With 9/11 there was often a face attached to death. I remember seeing color copies of people's photos up everywhere, covering places by the subway and in the public spaces. There was a constant reminder that potentially, somebody lost their life and most likely did. Whereas now, who are these faceless, nameless people that have died? Two hundred something thousand, globally! You know, are they just generic people!?  Too many to acknowledge?

[JS] What I find particularly interesting about what you said in your IG post is that there is this collective trauma and It does not pick it’s politics. Liberals tend to express anxiety about people not sheltering in place and republicans protest by storming their state capitol buildings with guns. All people are experiencing trauma and they express it with bits of media shared through social media posts and these lines are becoming increasingly blurry.
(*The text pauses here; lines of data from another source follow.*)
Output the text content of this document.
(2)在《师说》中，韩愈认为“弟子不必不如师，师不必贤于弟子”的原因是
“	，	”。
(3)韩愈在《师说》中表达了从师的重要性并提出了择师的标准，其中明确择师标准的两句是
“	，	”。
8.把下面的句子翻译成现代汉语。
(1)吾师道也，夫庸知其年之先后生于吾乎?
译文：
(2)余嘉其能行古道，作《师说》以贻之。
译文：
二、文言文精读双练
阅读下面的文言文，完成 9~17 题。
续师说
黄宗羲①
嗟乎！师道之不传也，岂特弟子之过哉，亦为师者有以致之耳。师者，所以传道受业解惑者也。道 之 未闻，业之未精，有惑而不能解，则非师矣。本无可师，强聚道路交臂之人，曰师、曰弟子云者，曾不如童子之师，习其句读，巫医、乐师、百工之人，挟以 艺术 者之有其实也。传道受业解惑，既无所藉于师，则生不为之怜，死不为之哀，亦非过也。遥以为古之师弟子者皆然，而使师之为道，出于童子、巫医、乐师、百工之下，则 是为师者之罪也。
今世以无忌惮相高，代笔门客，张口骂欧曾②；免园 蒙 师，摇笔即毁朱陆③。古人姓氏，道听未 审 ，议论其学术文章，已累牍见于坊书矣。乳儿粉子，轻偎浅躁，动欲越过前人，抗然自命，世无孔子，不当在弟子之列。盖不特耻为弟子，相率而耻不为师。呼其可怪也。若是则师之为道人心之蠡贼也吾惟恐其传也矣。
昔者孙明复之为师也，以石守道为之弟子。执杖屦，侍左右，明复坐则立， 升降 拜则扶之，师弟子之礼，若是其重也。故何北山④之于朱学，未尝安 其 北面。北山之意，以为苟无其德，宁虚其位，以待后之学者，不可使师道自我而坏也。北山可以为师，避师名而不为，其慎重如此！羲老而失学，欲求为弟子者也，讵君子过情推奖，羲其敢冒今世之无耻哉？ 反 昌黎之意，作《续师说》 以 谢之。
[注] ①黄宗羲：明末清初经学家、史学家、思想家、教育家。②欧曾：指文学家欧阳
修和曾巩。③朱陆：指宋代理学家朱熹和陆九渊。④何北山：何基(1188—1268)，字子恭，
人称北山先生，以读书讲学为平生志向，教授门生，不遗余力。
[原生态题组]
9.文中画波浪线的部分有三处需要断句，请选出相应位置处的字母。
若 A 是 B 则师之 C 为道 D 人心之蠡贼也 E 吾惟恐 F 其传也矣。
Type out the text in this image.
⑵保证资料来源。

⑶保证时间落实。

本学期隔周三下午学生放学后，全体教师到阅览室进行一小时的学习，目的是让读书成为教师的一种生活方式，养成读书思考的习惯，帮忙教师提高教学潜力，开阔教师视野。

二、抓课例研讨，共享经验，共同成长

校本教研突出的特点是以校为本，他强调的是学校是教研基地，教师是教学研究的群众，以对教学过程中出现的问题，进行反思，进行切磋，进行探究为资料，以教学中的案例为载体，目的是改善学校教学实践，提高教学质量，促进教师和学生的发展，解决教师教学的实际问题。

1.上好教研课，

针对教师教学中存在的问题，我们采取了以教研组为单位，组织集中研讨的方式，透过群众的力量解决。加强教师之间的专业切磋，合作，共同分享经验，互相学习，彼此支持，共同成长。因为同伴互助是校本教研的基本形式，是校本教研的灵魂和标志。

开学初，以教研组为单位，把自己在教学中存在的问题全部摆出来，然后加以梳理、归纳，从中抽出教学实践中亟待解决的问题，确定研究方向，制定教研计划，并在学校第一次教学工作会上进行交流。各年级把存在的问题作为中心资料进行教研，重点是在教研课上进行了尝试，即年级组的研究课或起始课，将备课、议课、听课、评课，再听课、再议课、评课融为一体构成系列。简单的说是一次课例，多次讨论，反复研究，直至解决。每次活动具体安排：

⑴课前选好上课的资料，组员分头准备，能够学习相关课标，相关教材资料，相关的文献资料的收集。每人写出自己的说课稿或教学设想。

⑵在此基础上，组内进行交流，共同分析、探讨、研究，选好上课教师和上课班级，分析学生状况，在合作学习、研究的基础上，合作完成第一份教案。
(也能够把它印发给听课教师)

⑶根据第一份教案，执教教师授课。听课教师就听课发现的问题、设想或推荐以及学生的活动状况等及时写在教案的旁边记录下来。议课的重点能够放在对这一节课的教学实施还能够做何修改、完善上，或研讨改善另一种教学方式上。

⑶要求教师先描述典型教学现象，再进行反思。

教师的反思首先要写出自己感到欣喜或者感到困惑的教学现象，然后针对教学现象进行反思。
[LS] Talking about the sketchbook drawing, or my quick painting, I often collage things in my work and layer things.  In the skull image, there is a section that I collaged with a piece of mail. I use mail because it's readily available and I want to recycle objects.  (The postal fragment  and gauze might be seen as connecting to the everyday).
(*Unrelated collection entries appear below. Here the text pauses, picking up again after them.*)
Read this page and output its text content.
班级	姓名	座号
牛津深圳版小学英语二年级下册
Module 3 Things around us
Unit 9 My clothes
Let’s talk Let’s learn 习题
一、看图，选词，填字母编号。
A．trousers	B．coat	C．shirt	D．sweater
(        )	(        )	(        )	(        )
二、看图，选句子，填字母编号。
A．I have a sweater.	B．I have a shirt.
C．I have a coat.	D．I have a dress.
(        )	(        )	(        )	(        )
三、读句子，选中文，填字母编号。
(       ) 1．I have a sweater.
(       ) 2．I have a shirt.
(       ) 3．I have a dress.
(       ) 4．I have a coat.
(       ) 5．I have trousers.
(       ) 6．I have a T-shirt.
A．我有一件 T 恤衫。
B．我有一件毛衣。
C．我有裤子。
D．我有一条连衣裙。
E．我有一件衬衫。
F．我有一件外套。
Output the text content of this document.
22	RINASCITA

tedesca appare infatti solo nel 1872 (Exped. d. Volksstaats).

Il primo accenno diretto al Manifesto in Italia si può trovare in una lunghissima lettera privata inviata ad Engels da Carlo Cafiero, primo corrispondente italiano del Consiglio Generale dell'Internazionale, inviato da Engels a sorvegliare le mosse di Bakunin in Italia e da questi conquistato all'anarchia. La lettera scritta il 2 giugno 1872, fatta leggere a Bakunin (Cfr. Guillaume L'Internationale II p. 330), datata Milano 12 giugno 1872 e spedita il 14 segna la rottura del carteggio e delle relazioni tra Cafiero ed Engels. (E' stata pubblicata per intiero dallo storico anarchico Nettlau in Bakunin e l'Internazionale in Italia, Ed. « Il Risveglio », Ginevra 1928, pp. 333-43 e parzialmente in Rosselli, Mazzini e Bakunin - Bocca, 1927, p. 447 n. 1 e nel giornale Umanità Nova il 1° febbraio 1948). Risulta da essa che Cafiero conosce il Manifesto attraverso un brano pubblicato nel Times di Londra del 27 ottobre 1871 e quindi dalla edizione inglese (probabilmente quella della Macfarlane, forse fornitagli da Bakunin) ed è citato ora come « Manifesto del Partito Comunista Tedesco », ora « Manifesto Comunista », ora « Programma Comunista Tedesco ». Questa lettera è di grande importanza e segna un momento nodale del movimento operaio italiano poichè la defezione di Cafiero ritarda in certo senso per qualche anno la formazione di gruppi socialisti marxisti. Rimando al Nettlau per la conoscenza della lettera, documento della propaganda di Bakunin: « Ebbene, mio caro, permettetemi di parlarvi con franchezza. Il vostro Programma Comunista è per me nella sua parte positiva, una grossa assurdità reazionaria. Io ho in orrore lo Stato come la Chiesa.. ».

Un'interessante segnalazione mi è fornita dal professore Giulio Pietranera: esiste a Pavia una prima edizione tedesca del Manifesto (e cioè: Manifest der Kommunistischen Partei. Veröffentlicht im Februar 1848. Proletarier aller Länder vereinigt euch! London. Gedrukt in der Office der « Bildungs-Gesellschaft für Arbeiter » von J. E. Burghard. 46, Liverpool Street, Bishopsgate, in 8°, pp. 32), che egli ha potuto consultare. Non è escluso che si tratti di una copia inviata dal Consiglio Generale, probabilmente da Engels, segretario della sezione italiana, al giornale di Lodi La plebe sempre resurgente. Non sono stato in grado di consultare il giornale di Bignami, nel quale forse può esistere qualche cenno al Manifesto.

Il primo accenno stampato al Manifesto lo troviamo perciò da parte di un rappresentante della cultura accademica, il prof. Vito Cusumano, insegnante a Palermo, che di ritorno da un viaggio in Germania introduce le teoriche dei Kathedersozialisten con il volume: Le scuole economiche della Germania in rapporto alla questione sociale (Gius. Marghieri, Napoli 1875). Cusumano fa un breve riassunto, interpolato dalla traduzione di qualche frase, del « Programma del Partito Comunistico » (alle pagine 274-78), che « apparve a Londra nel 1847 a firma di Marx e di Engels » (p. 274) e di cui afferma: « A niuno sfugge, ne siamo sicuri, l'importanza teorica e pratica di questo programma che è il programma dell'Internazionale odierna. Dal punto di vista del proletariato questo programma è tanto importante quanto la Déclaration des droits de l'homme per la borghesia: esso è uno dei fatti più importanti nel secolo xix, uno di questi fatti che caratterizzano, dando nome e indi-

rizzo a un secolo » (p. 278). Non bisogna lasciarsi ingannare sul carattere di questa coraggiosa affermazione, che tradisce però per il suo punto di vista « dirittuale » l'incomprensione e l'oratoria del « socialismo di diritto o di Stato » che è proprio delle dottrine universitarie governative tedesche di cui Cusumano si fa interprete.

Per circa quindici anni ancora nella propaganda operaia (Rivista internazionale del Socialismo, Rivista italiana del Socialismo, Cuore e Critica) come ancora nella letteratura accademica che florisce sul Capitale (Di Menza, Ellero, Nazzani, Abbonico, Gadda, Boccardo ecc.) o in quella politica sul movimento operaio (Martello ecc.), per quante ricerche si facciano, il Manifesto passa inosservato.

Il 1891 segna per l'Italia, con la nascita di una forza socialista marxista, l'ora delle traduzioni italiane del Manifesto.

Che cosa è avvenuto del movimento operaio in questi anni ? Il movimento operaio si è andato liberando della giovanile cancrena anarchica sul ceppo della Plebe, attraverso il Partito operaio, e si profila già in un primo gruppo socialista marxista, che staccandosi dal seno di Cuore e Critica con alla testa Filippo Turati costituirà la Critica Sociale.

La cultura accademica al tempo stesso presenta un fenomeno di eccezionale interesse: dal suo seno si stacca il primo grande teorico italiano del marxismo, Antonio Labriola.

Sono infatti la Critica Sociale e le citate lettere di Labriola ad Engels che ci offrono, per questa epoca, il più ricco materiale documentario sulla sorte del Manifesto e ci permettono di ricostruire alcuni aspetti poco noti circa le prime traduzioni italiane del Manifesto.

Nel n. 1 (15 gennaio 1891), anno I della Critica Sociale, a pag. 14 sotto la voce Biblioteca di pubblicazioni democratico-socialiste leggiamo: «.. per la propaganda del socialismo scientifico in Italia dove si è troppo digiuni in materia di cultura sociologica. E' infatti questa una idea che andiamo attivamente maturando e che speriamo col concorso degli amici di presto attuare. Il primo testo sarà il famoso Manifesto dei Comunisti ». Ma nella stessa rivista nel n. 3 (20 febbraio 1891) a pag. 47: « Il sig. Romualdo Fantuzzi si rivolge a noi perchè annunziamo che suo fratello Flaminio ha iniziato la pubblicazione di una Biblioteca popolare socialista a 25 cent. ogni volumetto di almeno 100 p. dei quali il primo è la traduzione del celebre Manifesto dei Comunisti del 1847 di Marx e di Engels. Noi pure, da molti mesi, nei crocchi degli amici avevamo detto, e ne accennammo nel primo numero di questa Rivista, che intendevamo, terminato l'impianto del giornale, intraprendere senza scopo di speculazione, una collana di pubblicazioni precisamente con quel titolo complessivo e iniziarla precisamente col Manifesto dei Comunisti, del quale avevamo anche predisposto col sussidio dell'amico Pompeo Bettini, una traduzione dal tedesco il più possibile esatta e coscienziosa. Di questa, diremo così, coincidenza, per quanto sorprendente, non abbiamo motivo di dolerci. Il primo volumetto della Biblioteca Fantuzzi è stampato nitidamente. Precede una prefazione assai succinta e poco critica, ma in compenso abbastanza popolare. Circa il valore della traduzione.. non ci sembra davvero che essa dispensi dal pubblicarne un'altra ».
My recent process of art making went from working intuitively, mixing explorations with no agenda, increasingly to Coronavirus themes and being in lockdown.
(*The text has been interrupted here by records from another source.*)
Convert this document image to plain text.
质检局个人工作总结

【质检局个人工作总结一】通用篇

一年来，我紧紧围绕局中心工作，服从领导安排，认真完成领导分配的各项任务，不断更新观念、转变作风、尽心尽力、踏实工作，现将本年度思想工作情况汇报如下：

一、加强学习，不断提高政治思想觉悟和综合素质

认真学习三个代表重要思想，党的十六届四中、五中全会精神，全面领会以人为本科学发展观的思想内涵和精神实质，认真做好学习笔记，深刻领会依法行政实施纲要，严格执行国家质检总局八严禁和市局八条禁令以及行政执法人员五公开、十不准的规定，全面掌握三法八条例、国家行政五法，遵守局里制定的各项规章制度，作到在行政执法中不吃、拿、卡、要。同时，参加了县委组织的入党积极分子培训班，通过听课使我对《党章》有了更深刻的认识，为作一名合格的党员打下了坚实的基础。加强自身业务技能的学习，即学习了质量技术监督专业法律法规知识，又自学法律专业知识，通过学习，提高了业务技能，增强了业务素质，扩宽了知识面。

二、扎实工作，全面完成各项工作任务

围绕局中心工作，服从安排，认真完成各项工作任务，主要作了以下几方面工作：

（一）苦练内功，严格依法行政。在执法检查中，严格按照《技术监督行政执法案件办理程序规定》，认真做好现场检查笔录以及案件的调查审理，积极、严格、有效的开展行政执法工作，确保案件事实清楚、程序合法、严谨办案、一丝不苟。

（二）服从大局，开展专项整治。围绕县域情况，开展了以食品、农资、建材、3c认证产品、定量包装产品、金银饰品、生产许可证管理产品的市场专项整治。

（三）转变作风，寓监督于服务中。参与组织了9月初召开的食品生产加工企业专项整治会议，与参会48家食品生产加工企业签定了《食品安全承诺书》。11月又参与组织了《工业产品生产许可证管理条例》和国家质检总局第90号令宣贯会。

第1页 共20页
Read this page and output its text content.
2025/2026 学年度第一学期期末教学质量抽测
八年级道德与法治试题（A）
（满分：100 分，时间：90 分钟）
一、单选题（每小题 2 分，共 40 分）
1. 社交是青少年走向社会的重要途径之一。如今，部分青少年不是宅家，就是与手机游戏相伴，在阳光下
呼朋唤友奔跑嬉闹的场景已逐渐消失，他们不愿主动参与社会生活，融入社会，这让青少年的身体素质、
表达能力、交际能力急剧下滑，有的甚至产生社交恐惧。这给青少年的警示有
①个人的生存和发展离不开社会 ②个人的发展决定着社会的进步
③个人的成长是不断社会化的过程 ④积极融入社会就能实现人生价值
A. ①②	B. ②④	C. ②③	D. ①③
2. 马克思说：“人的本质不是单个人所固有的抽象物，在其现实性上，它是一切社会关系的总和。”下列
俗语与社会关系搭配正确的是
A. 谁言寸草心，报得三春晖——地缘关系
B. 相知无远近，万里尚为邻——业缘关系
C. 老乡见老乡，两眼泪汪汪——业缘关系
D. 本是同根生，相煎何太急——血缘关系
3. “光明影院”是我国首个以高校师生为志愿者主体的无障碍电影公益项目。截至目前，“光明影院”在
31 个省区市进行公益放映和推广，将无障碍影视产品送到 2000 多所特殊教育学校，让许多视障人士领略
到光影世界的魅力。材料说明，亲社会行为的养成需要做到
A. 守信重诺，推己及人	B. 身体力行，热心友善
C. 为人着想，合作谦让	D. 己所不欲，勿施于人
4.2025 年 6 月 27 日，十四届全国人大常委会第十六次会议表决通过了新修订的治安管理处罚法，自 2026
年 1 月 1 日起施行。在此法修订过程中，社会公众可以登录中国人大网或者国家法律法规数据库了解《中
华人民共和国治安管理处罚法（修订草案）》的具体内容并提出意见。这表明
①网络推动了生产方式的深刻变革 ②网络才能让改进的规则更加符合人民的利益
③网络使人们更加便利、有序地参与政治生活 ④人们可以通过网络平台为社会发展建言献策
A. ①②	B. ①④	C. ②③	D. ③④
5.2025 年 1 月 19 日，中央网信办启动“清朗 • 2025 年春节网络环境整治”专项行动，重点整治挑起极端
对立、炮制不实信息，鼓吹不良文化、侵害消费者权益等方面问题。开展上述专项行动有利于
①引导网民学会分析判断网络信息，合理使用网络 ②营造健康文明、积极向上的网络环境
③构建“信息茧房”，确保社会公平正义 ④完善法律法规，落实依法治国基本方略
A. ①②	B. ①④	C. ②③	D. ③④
I did the New York thing, I pursued life in the “Art World” wholeheartedly in my years there. When I moved back to Hawaii in 2008, I kind of dropped the ball,(intentionally). I just let my guard down and I said, I'm not going to worry about it (being an artist). And basically, I didn't.

While in New York, it was always being in production, you know “cultural production” or survival. You are a part of the system, you are trying to make it in art. I showed at the Andrew Kreps gallery and got some reviews. Here, I am hardly in that mindset, and being home now with some time. I’ve started to actually, slowly get back in the habit of working, as if Coronavirus prompted some kind of natural way of making art again, hopefully not just skulls. How have other artist dealt with what’s going on? Business as usual?

[JS] Do you think that the sketch might turn into a serial work?

[LS] Probably not. I don't know how I would continue my exploration of the way things are going and fully realize this as an artwork. The last time I did that was a loose body of work based on the Molasses spill in the Honolulu harbor shown at SPF Projects in Honolulu.  I'm kind of drawn to more environmental things so for that disaster, I made a series based on dead coral reefs in collaboration with Paa Joe, a coffin maker in Ghana. On my request, he made five Hawaiian reef fishes as miniature coffins. Inside the coffins, where you would normally put the body or the ashes, I put Mary Jane Candie's for the viewer to eat during the exhibition. These were also shown at The Luggage Store in SAn Francisco curated by Trisha Lagaso Goldberg.

[JS] Sounds about right to me.

[LS] Having said I would take it easy here, contradicts the fact that we've done so many projects here. (when I say we I mean with my former partner in crime John Koga) For example, we’ve done ARS Cafe for all of these years, various fundraisers featuring art from the community, and an occasional random show based on an empty retail space. We even did things for Fashion Week a few years.  

[JS] Are you a part owner or ARS cafe or are you just curating it?

[LS] Just curating. (now with Roland Longstreet)

[JS] Can you talk a little bit about what you’ve been doing there?.

[LS] In general, we just wanted to create a platform for artists to have a place to show, and the selection process is fairly loose. There are not too many galleries in Honolulu as you know. In this case, the cafe pays for the bigger space to actually be an art space. Thanks to Nori S. who is the manager and interested in art, and his team,  somebody(?) has invested in the community, in the form of a showing space.  

[JS] Any word on when the art part might open back up again?

[LS] Maybe by June.

[JS] Well, I really look forward to checking out ARS when it’s back up with an exhibition. Thank you also for taking time to explain to me more about your skulls and the molasses. In terms of our physical presences, we are like ships passing in the night!

[LS] We traveled some really good ground here. Thank you.